Ces séminaires sont organisés sur le campus d’HEC Paris et ont lieu en présence des étudiants
de la Majeure Alternative Management. Ils font l’objet d’un compte-rendu rédigé par un étudiant de
la Majeure. Ce compte-rendu est relu et corrigé par l’invité avant publication.
Le séminaire HEC Solidarités du 1er février 2008 a accueilli Estelle Lauvergne, actuellement
Responsable de Projets Entreprises au sein du Pôle Partenariats de Solidarité à IMS - Entreprendre
pour la Cité. Elle y a présenté son parcours professionnel dans le monde du mécénat, à la Fondation
de France puis à IMS – Entreprendre pour la Cité.
Genesis of the document
During the HEC Solidarity Seminar, The Major Alternative Management, a final year
specialised track in the Grande Ecole of HEC Paris, welcomes alumni that work in the solidarity
field and that want to give a statement of their professional experience.

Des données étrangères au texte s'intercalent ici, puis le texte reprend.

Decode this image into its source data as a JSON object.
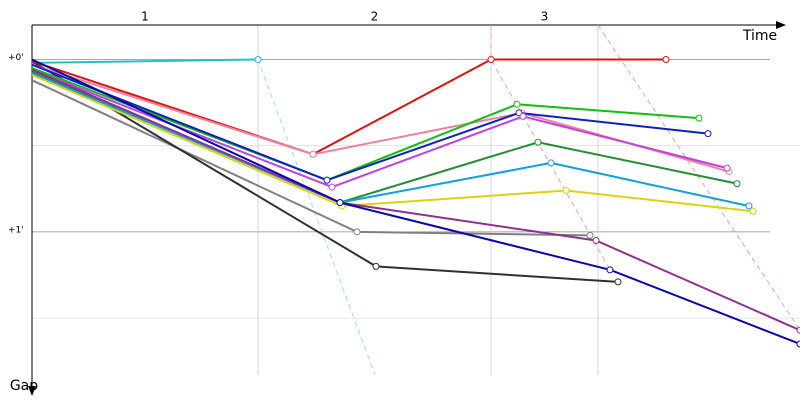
{
  "chart_data": {
    "type": "line",
    "x_label": "Time",
    "y_label": "Gap",
    "xlim": [
      0,
      768
    ],
    "ylim": [
      -0.2,
      1.83
    ],
    "y_inverted": true,
    "xticks": [
      0,
      226,
      459,
      566
    ],
    "x_labels": [
      "1",
      "2",
      "3"
    ],
    "yticks": [
      {
        "value": 0,
        "label": "+0'"
      },
      {
        "value": 1,
        "label": "+1'"
      }
    ],
    "minor_yticks": [
      0.5,
      1.5
    ],
    "grid": true,
    "series": [
      {
        "color": "#9ee0e0",
        "dashed": true,
        "x": [
          226,
          343
        ],
        "values": [
          0,
          1.83
        ]
      },
      {
        "color": "#f5a0a0",
        "dashed": true,
        "x": [
          459,
          459,
          578
        ],
        "values": [
          -0.2,
          0,
          1.22
        ]
      },
      {
        "color": "#f5a0a0",
        "dashed": true,
        "x": [
          566,
          768
        ],
        "values": [
          -0.2,
          1.57
        ]
      },
      {
        "color": "#20c0d0",
        "x": [
          0,
          226
        ],
        "values": [
          0.02,
          0
        ]
      },
      {
        "color": "#808080",
        "x": [
          0,
          325,
          558
        ],
        "values": [
          0.12,
          1.0,
          1.02
        ]
      },
      {
        "color": "#303030",
        "x": [
          0,
          344,
          586
        ],
        "values": [
          0.01,
          1.2,
          1.29
        ]
      },
      {
        "color": "#e01010",
        "x": [
          0,
          281,
          459,
          634
        ],
        "values": [
          0.01,
          0.55,
          0,
          0
        ]
      },
      {
        "color": "#f080a0",
        "x": [
          0,
          281,
          490,
          697
        ],
        "values": [
          0.03,
          0.55,
          0.31,
          0.65
        ]
      },
      {
        "color": "#10c010",
        "x": [
          0,
          295,
          485,
          667
        ],
        "values": [
          0.05,
          0.7,
          0.26,
          0.34
        ]
      },
      {
        "color": "#1020c0",
        "x": [
          0,
          295,
          487,
          676
        ],
        "values": [
          0.03,
          0.7,
          0.31,
          0.43
        ]
      },
      {
        "color": "#c040e0",
        "x": [
          0,
          300,
          491,
          695
        ],
        "values": [
          0.06,
          0.74,
          0.33,
          0.63
        ]
      },
      {
        "color": "#209030",
        "x": [
          0,
          308,
          506,
          705
        ],
        "values": [
          0.07,
          0.83,
          0.48,
          0.72
        ]
      },
      {
        "color": "#10a0e0",
        "x": [
          0,
          308,
          519,
          717
        ],
        "values": [
          0.08,
          0.83,
          0.6,
          0.85
        ]
      },
      {
        "color": "#e0d010",
        "x": [
          0,
          310,
          534,
          721
        ],
        "values": [
          0.09,
          0.85,
          0.76,
          0.88
        ]
      },
      {
        "color": "#903090",
        "x": [
          0,
          308,
          564,
          768
        ],
        "values": [
          0.06,
          0.83,
          1.05,
          1.57
        ]
      },
      {
        "color": "#0808b0",
        "x": [
          0,
          308,
          578,
          768
        ],
        "values": [
          0,
          0.83,
          1.22,
          1.65
        ]
      }
    ]
  }
}
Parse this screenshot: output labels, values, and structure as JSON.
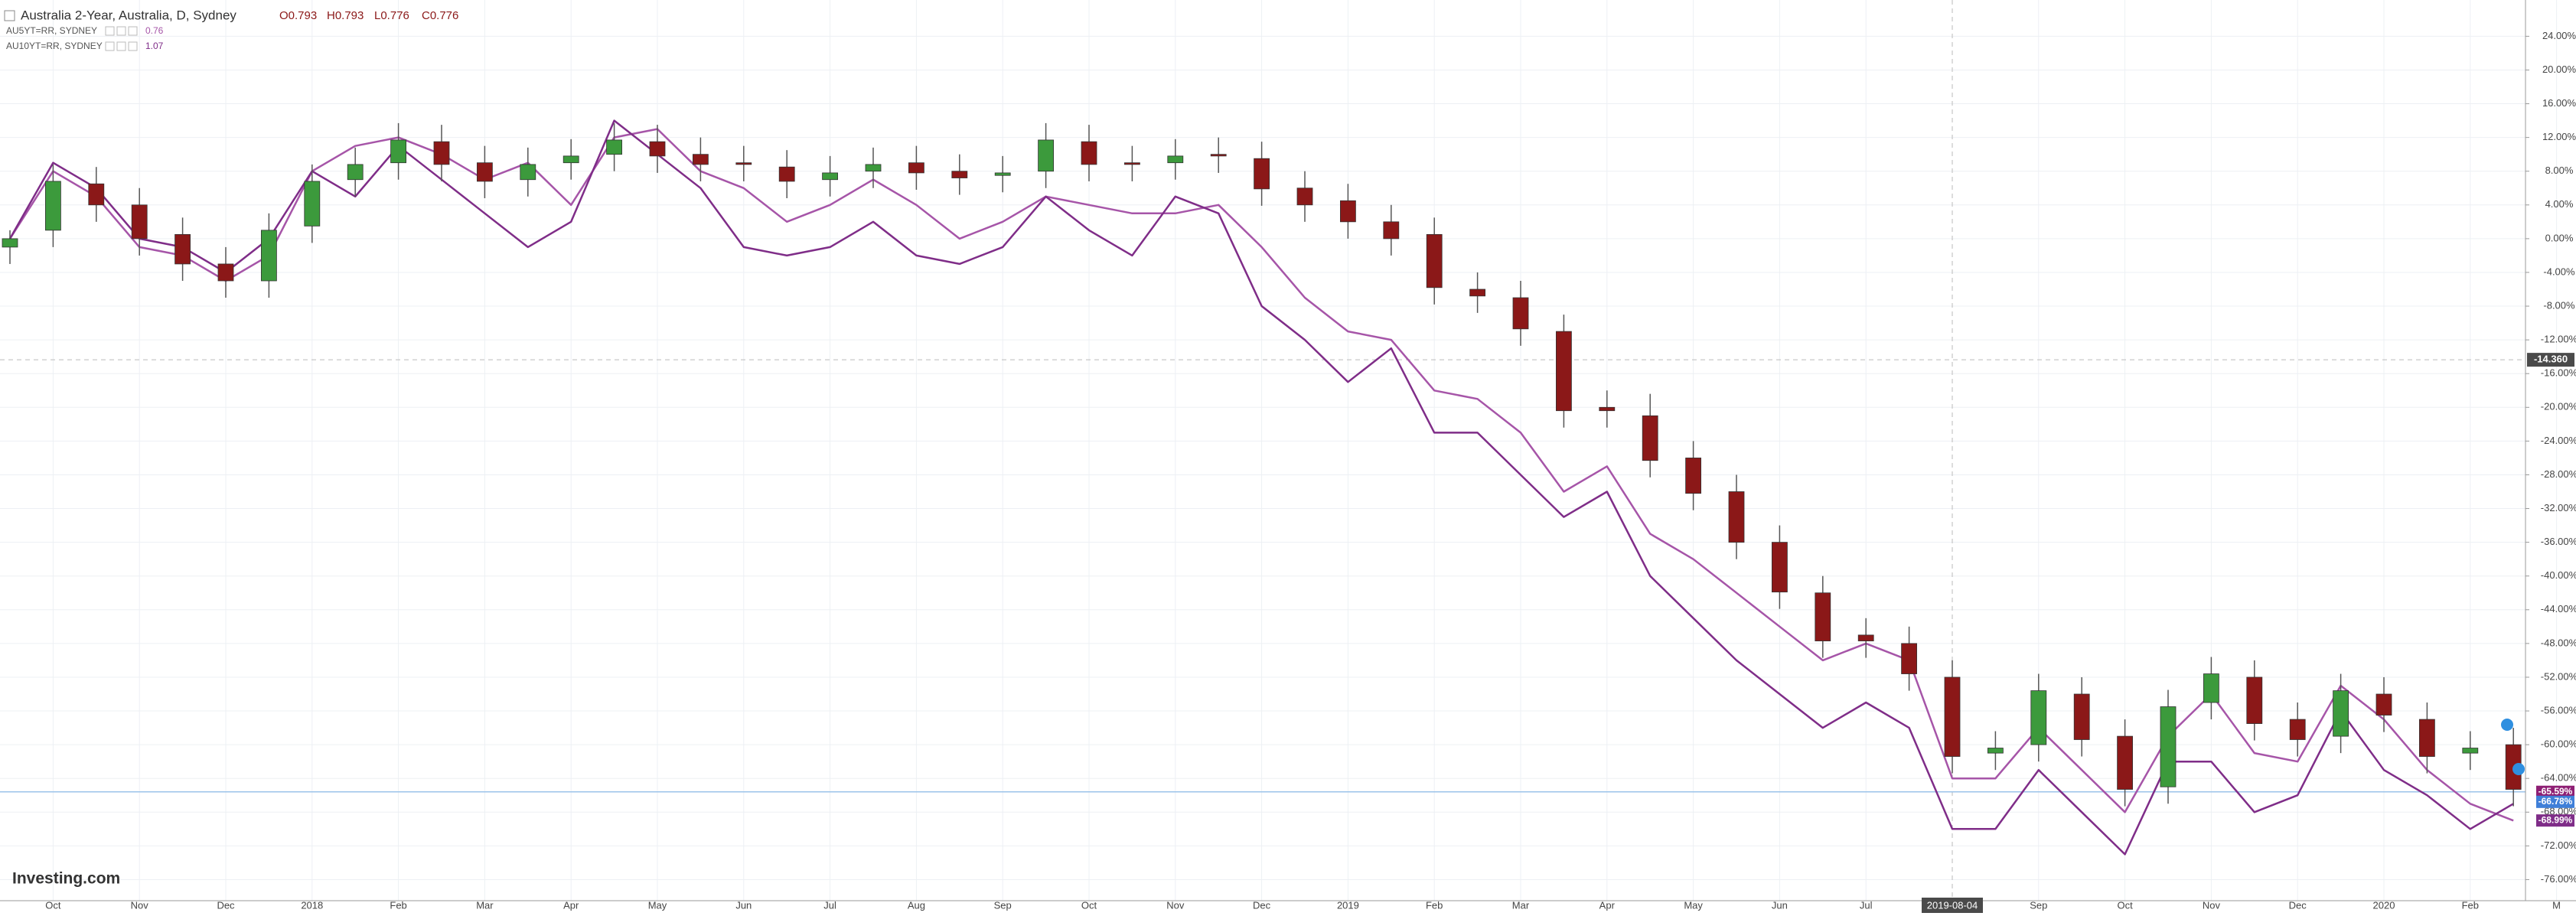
{
  "chart_data": {
    "type": "candlestick",
    "title": "Australia 2-Year, Australia, D, Sydney",
    "ohlc_readout": [
      "O0.793",
      "H0.793",
      "L0.776",
      "C0.776"
    ],
    "up_color": "#3c9a3c",
    "down_color": "#8b1818",
    "categories": [
      null,
      "Oct",
      null,
      "Nov",
      null,
      "Dec",
      null,
      "2018",
      null,
      "Feb",
      null,
      "Mar",
      null,
      "Apr",
      null,
      "May",
      null,
      "Jun",
      null,
      "Jul",
      null,
      "Aug",
      null,
      "Sep",
      null,
      "Oct",
      null,
      "Nov",
      null,
      "Dec",
      null,
      "2019",
      null,
      "Feb",
      null,
      "Mar",
      null,
      "Apr",
      null,
      "May",
      null,
      "Jun",
      null,
      "Jul",
      null,
      "2019-08-04",
      null,
      "Sep",
      null,
      "Oct",
      null,
      "Nov",
      null,
      "Dec",
      null,
      "2020",
      null,
      "Feb",
      null,
      "M"
    ],
    "highlight_category": "2019-08-04",
    "open": [
      -1,
      1,
      6.5,
      4,
      0.5,
      -3,
      -5,
      1.5,
      7,
      9,
      11.5,
      9,
      7,
      9,
      10,
      11.5,
      10,
      9,
      8.5,
      7,
      8,
      9,
      8,
      7.5,
      8,
      11.5,
      9,
      9,
      10,
      9.5,
      6,
      4.5,
      2,
      0.5,
      -6,
      -7,
      -11,
      -20,
      -21,
      -26,
      -30,
      -36,
      -42,
      -47,
      -48,
      -52,
      -61,
      -60,
      -54,
      -59,
      -65,
      -55,
      -52,
      -57,
      -59,
      -54,
      -57,
      -61,
      -60,
      null
    ],
    "high": [
      1,
      8.8,
      8.5,
      6,
      2.5,
      -1,
      3,
      8.8,
      10.8,
      13.7,
      13.5,
      11,
      10.8,
      11.8,
      13.7,
      13.5,
      12,
      11,
      10.5,
      9.8,
      10.8,
      11,
      10,
      9.8,
      13.7,
      13.5,
      11,
      11.8,
      12,
      11.5,
      8,
      6.5,
      4,
      2.5,
      -4,
      -5,
      -9,
      -18,
      -18.4,
      -24,
      -28,
      -34,
      -40,
      -45,
      -46,
      -50,
      -58.4,
      -51.6,
      -52,
      -57,
      -53.5,
      -49.6,
      -50,
      -55,
      -51.6,
      -52,
      -55,
      -58.4,
      -58,
      null
    ],
    "low": [
      -3,
      -1,
      2,
      -2,
      -5,
      -7,
      -7,
      -0.5,
      5,
      7,
      6.8,
      4.8,
      5,
      7,
      8,
      7.8,
      6.8,
      6.8,
      4.8,
      5,
      6,
      5.8,
      5.2,
      5.5,
      6,
      6.8,
      6.8,
      7,
      7.8,
      3.9,
      2,
      0,
      -2,
      -7.8,
      -8.8,
      -12.7,
      -22.4,
      -22.4,
      -28.3,
      -32.2,
      -38,
      -43.9,
      -49.7,
      -49.7,
      -53.6,
      -63.4,
      -63,
      -62,
      -61.4,
      -67.3,
      -67,
      -57,
      -59.5,
      -61.4,
      -61,
      -58.5,
      -63.4,
      -63,
      -67.3,
      null
    ],
    "close": [
      0,
      6.8,
      4,
      0,
      -3,
      -5,
      1,
      6.8,
      8.8,
      11.7,
      8.8,
      6.8,
      8.8,
      9.8,
      11.7,
      9.8,
      8.8,
      8.8,
      6.8,
      7.8,
      8.8,
      7.8,
      7.2,
      7.8,
      11.7,
      8.8,
      8.8,
      9.8,
      9.8,
      5.9,
      4,
      2,
      0,
      -5.8,
      -6.8,
      -10.7,
      -20.4,
      -20.4,
      -26.3,
      -30.2,
      -36,
      -41.9,
      -47.7,
      -47.7,
      -51.6,
      -61.4,
      -60.4,
      -53.6,
      -59.4,
      -65.3,
      -55.5,
      -51.6,
      -57.5,
      -59.4,
      -53.6,
      -56.5,
      -61.4,
      -60.4,
      -65.3,
      null
    ],
    "series": [
      {
        "name": "AU5YT=RR, SYDNEY",
        "last": 0.76,
        "color": "#a655a8",
        "values": [
          0,
          8,
          5,
          -1,
          -2,
          -5,
          -2,
          8,
          11,
          12,
          10,
          7,
          9,
          4,
          12,
          13,
          8,
          6,
          2,
          4,
          7,
          4,
          0,
          2,
          5,
          4,
          3,
          3,
          4,
          -1,
          -7,
          -11,
          -12,
          -18,
          -19,
          -23,
          -30,
          -27,
          -35,
          -38,
          -42,
          -46,
          -50,
          -48,
          -50,
          -64,
          -64,
          -58,
          -63,
          -68,
          -59,
          -54,
          -61,
          -62,
          -53,
          -57,
          -63,
          -67,
          -69,
          null
        ]
      },
      {
        "name": "AU10YT=RR, SYDNEY",
        "last": 1.07,
        "color": "#7f2d88",
        "values": [
          0,
          9,
          6,
          0,
          -1,
          -4,
          0,
          8,
          5,
          11,
          7,
          3,
          -1,
          2,
          14,
          10,
          6,
          -1,
          -2,
          -1,
          2,
          -2,
          -3,
          -1,
          5,
          1,
          -2,
          5,
          3,
          -8,
          -12,
          -17,
          -13,
          -23,
          -23,
          -28,
          -33,
          -30,
          -40,
          -45,
          -50,
          -54,
          -58,
          -55,
          -58,
          -70,
          -70,
          -63,
          -68,
          -73,
          -62,
          -62,
          -68,
          -66,
          -56,
          -63,
          -66,
          -70,
          -67,
          null
        ]
      }
    ],
    "ylim": [
      -78.5,
      28.3
    ],
    "yticks": [
      {
        "value": 24,
        "label": "24.00%"
      },
      {
        "value": 20,
        "label": "20.00%"
      },
      {
        "value": 16,
        "label": "16.00%"
      },
      {
        "value": 12,
        "label": "12.00%"
      },
      {
        "value": 8,
        "label": "8.00%"
      },
      {
        "value": 4,
        "label": "4.00%"
      },
      {
        "value": 0,
        "label": "0.00%"
      },
      {
        "value": -4,
        "label": "-4.00%"
      },
      {
        "value": -8,
        "label": "-8.00%"
      },
      {
        "value": -12,
        "label": "-12.00%"
      },
      {
        "value": -16,
        "label": "-16.00%"
      },
      {
        "value": -20,
        "label": "-20.00%"
      },
      {
        "value": -24,
        "label": "-24.00%"
      },
      {
        "value": -28,
        "label": "-28.00%"
      },
      {
        "value": -32,
        "label": "-32.00%"
      },
      {
        "value": -36,
        "label": "-36.00%"
      },
      {
        "value": -40,
        "label": "-40.00%"
      },
      {
        "value": -44,
        "label": "-44.00%"
      },
      {
        "value": -48,
        "label": "-48.00%"
      },
      {
        "value": -52,
        "label": "-52.00%"
      },
      {
        "value": -56,
        "label": "-56.00%"
      },
      {
        "value": -60,
        "label": "-60.00%"
      },
      {
        "value": -64,
        "label": "-64.00%"
      },
      {
        "value": -68,
        "label": "-68.00%"
      },
      {
        "value": -72,
        "label": "-72.00%"
      },
      {
        "value": -76,
        "label": "-76.00%"
      }
    ],
    "grid": true,
    "crosshair_y": {
      "value": -14.36,
      "label": "-14.360"
    },
    "price_labels": [
      {
        "value": -65.59,
        "label": "-65.59%",
        "color": "#8e1f74",
        "line": true
      },
      {
        "value": -66.78,
        "label": "-66.78%",
        "color": "#3f7fd8"
      },
      {
        "value": -68.99,
        "label": "-68.99%",
        "color": "#7f2d88"
      }
    ],
    "logo": "Investing.com"
  }
}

Students of the Major Alternative Management participate to these seminars on HEC Paris
Campus and one of them writes down a report of the seminar. This report is read and corrected by
the Guest before publishing.
The 1st February 2008 Seminar welcomed Estelle Lauvergne, who is currently in charge of
promoting companies-run projects in the Solidarity Partnership Area in IMS – Entreprendre pour la
Cité. She presented her professional evolution in sponsorship, in la Fondation de France and then in
IMS – Entreprendre pour la Cité.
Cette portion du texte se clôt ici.